Joining tables and applying functions to columns with the same name in R and tidyverse

I am looking to join tables with customer id (easy enough) but then I want to multiply the columns to get updated values.
Customer_Week_1<-data.frame(First_name=c("John","Mary","David","Paul"),
Last_name=c("Jackson","Smith","Williams", "Zimmerman"),
Factor_1=c(2,5,8,9),
Factor_2=c(.5,.5,.75,.75),
Factor_3=c(0,1,2,3))
Customer_Week_2<-data.frame(First_name=c("John","Mary","David","Paul"),
Last_name=c("Jackson","Smith","Williams", "Zimmerman"),
Factor_1=c(3,7,1,7),
Factor_2=c(.51,.65,.72,.4),
Factor_3=c(1,2,3,4))
Customer_week3<-Customer_Week_1%>%
left_join(Customer_Week_2, by = c("First_name","Last_name"))
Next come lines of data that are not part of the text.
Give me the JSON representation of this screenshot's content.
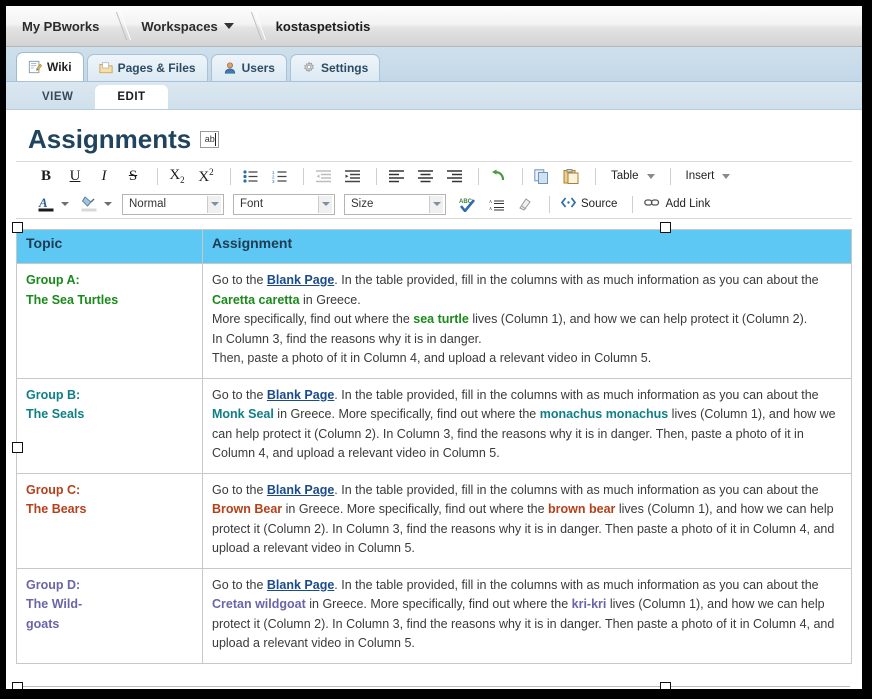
{
  "breadcrumb": {
    "items": [
      {
        "label": "My PBworks",
        "has_caret": false
      },
      {
        "label": "Workspaces",
        "has_caret": true
      },
      {
        "label": "kostaspetsiotis",
        "has_caret": false
      }
    ]
  },
  "app_tabs": [
    {
      "label": "Wiki",
      "icon": "pencil-page-icon",
      "active": true
    },
    {
      "label": "Pages & Files",
      "icon": "folder-icon",
      "active": false
    },
    {
      "label": "Users",
      "icon": "user-icon",
      "active": false
    },
    {
      "label": "Settings",
      "icon": "gear-icon",
      "active": false
    }
  ],
  "sub_tabs": [
    {
      "label": "VIEW",
      "active": false
    },
    {
      "label": "EDIT",
      "active": true
    }
  ],
  "page": {
    "title": "Assignments",
    "title_icon": "ab-text-cursor-icon"
  },
  "toolbar": {
    "row1": [
      {
        "name": "bold-button",
        "label": "B"
      },
      {
        "name": "underline-button",
        "label": "U"
      },
      {
        "name": "italic-button",
        "label": "I"
      },
      {
        "name": "strikethrough-button",
        "label": "S"
      },
      {
        "name": "subscript-button",
        "label": "X₂"
      },
      {
        "name": "superscript-button",
        "label": "X²"
      },
      {
        "name": "bulleted-list-button",
        "label": "☰"
      },
      {
        "name": "numbered-list-button",
        "label": "☰"
      },
      {
        "name": "outdent-button",
        "label": "≡"
      },
      {
        "name": "indent-button",
        "label": "≡"
      },
      {
        "name": "align-left-button",
        "label": "≡"
      },
      {
        "name": "align-center-button",
        "label": "≡"
      },
      {
        "name": "align-right-button",
        "label": "≡"
      },
      {
        "name": "undo-button",
        "label": "↶"
      },
      {
        "name": "copy-button",
        "label": "❐"
      },
      {
        "name": "paste-button",
        "label": "Ὄb"
      }
    ],
    "table_menu": "Table",
    "insert_menu": "Insert",
    "style_select": "Normal",
    "font_select": "Font",
    "size_select": "Size",
    "source_label": "Source",
    "add_link_label": "Add Link"
  },
  "table": {
    "headers": [
      "Topic",
      "Assignment"
    ],
    "header_bg": "#5ec8f5",
    "rows": [
      {
        "color": "#1a8a1a",
        "topic_line1": "Group A:",
        "topic_line2": "The Sea Turtles",
        "paragraphs": [
          [
            {
              "t": "Go to the ",
              "s": "n"
            },
            {
              "t": "Blank Page",
              "s": "link"
            },
            {
              "t": ". In the table provided, fill in the columns with as much information as you can about the ",
              "s": "n"
            },
            {
              "t": "Caretta caretta",
              "s": "b"
            },
            {
              "t": " in Greece.",
              "s": "n"
            }
          ],
          [
            {
              "t": "More specifically, find out where the ",
              "s": "n"
            },
            {
              "t": "sea turtle",
              "s": "b"
            },
            {
              "t": " lives (Column 1), and how we can help protect it (Column 2).",
              "s": "n"
            }
          ],
          [
            {
              "t": "In Column 3, find the reasons why it is in danger.",
              "s": "n"
            }
          ],
          [
            {
              "t": "Then, paste a photo of it in Column 4, and upload a relevant video in Column 5.",
              "s": "n"
            }
          ]
        ]
      },
      {
        "color": "#0f7f86",
        "topic_line1": "Group B:",
        "topic_line2": "The Seals",
        "paragraphs": [
          [
            {
              "t": "Go to the ",
              "s": "n"
            },
            {
              "t": "Blank Page",
              "s": "link"
            },
            {
              "t": ". In the table provided, fill in the columns with as much information as you can about the ",
              "s": "n"
            },
            {
              "t": "Monk Seal",
              "s": "b"
            },
            {
              "t": " in Greece. More specifically, find out where the ",
              "s": "n"
            },
            {
              "t": "monachus monachus",
              "s": "b"
            },
            {
              "t": " lives (Column 1), and how we can help protect it (Column 2). In Column 3, find the reasons why it is in danger. Then, paste a photo of it in Column 4, and upload a relevant video in Column 5.",
              "s": "n"
            }
          ]
        ]
      },
      {
        "color": "#b5401a",
        "topic_line1": "Group C:",
        "topic_line2": "The Bears",
        "paragraphs": [
          [
            {
              "t": "Go to the ",
              "s": "n"
            },
            {
              "t": "Blank Page",
              "s": "link"
            },
            {
              "t": ". In the table provided, fill in the columns with as much information as you can about the ",
              "s": "n"
            },
            {
              "t": "Brown Bear",
              "s": "b"
            },
            {
              "t": " in Greece. More specifically, find out where the ",
              "s": "n"
            },
            {
              "t": "brown bear",
              "s": "b"
            },
            {
              "t": " lives (Column 1), and how we can help protect it (Column 2). In Column 3, find the reasons why it is in danger. Then paste a photo of it in Column 4, and upload a relevant video in Column 5.",
              "s": "n"
            }
          ]
        ]
      },
      {
        "color": "#6a65a8",
        "topic_line1": "Group D:",
        "topic_line2": "The Wild-",
        "topic_line3": "goats",
        "paragraphs": [
          [
            {
              "t": "Go to the ",
              "s": "n"
            },
            {
              "t": "Blank Page",
              "s": "link"
            },
            {
              "t": ". In the table provided, fill in the columns with as much information as you can about the ",
              "s": "n"
            },
            {
              "t": "Cretan wildgoat",
              "s": "b"
            },
            {
              "t": " in Greece. More specifically, find out where the ",
              "s": "n"
            },
            {
              "t": "kri-kri",
              "s": "b"
            },
            {
              "t": "  lives (Column 1), and how we can help protect it (Column 2). In Column 3, find the reasons why it is in danger. Then paste a photo of it in Column 4, and upload a relevant video in Column 5.",
              "s": "n"
            }
          ]
        ]
      }
    ]
  }
}
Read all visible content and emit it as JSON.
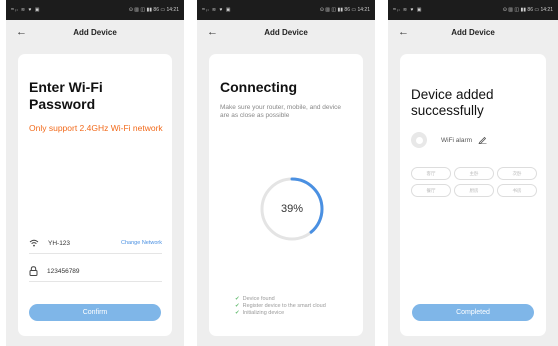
{
  "status_bar": {
    "left": "ᵐᵢₗ ≋ ♥ ▣",
    "right": "⊙ ▥ ◫ ▮▮ 86 ▭ 14:21"
  },
  "screen1": {
    "header_title": "Add Device",
    "title_line1": "Enter Wi-Fi",
    "title_line2": "Password",
    "note": "Only support 2.4GHz Wi-Fi network",
    "wifi_name": "YH-123",
    "change_network": "Change Network",
    "password": "123456789",
    "confirm_label": "Confirm"
  },
  "screen2": {
    "header_title": "Add Device",
    "title": "Connecting",
    "subtitle": "Make sure your router, mobile, and device are as close as possible",
    "progress_percent": 39,
    "progress_label": "39%",
    "steps": [
      "Device found",
      "Register device to the smart cloud",
      "Initializing device"
    ]
  },
  "screen3": {
    "header_title": "Add Device",
    "title_line1": "Device added",
    "title_line2": "successfully",
    "device_name": "WiFi alarm",
    "rooms": [
      "客厅",
      "主卧",
      "次卧",
      "餐厅",
      "厨房",
      "书房"
    ],
    "completed_label": "Completed"
  },
  "colors": {
    "accent_blue": "#7fb6e8",
    "link_blue": "#4a90e2",
    "warning_orange": "#f26a1b",
    "progress_blue": "#4a90e2",
    "check_green": "#6fc07a"
  }
}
The expected results can be found by in a vector by just
Customer_week3_expected<-Customer_Week_1[,3:5]*Customer_Week_2[,3:5]
And I know I can just manually type out every column. But I have dozens of columns and need to make this code as easy to follow as possible.
I also know that I can just bind the results vector to
Customer_week3<-Customer_Week_1%>%
left_join(Customer_Week_2, by = c("First_name","Last_name"))%>%
select(1:2)
But that does not look like best practice to me, and I would rather this be done with a join some way to ensure everything lines up when I am iterating over the customers(tables)
Assuming I understand the output you're trying to get, I can think of two methods. If you know that the names are in the first two columns and are the same in both data frames (this might not be the case in real life), you can use the same multiplication operation you tried above, bound to the first two columns of either of the data frames.
cbind(Customer_Week_1[1:2], Customer_Week_1[-1:-2] * Customer_Week_2[-1:-2])
#> First_name Last_name Factor_1 Factor_2 Factor_3
#> 1 John Jackson 6 0.255 0
#> 2 Mary Smith 35 0.325 2
#> 3 David Williams 8 0.540 6
#> 4 Paul Zimmerman 63 0.300 12
Or you can be more verbose but maybe more flexible, and eshape to a long data frame, then do a grouped operation to summarize products for each person and factor. Starting from the join you have above:
library(dplyr)
library(tidyr)
Customer_week3 <- Customer_Week_1 %>%
left_join(Customer_Week_2, by = c("First_name", "Last_name"))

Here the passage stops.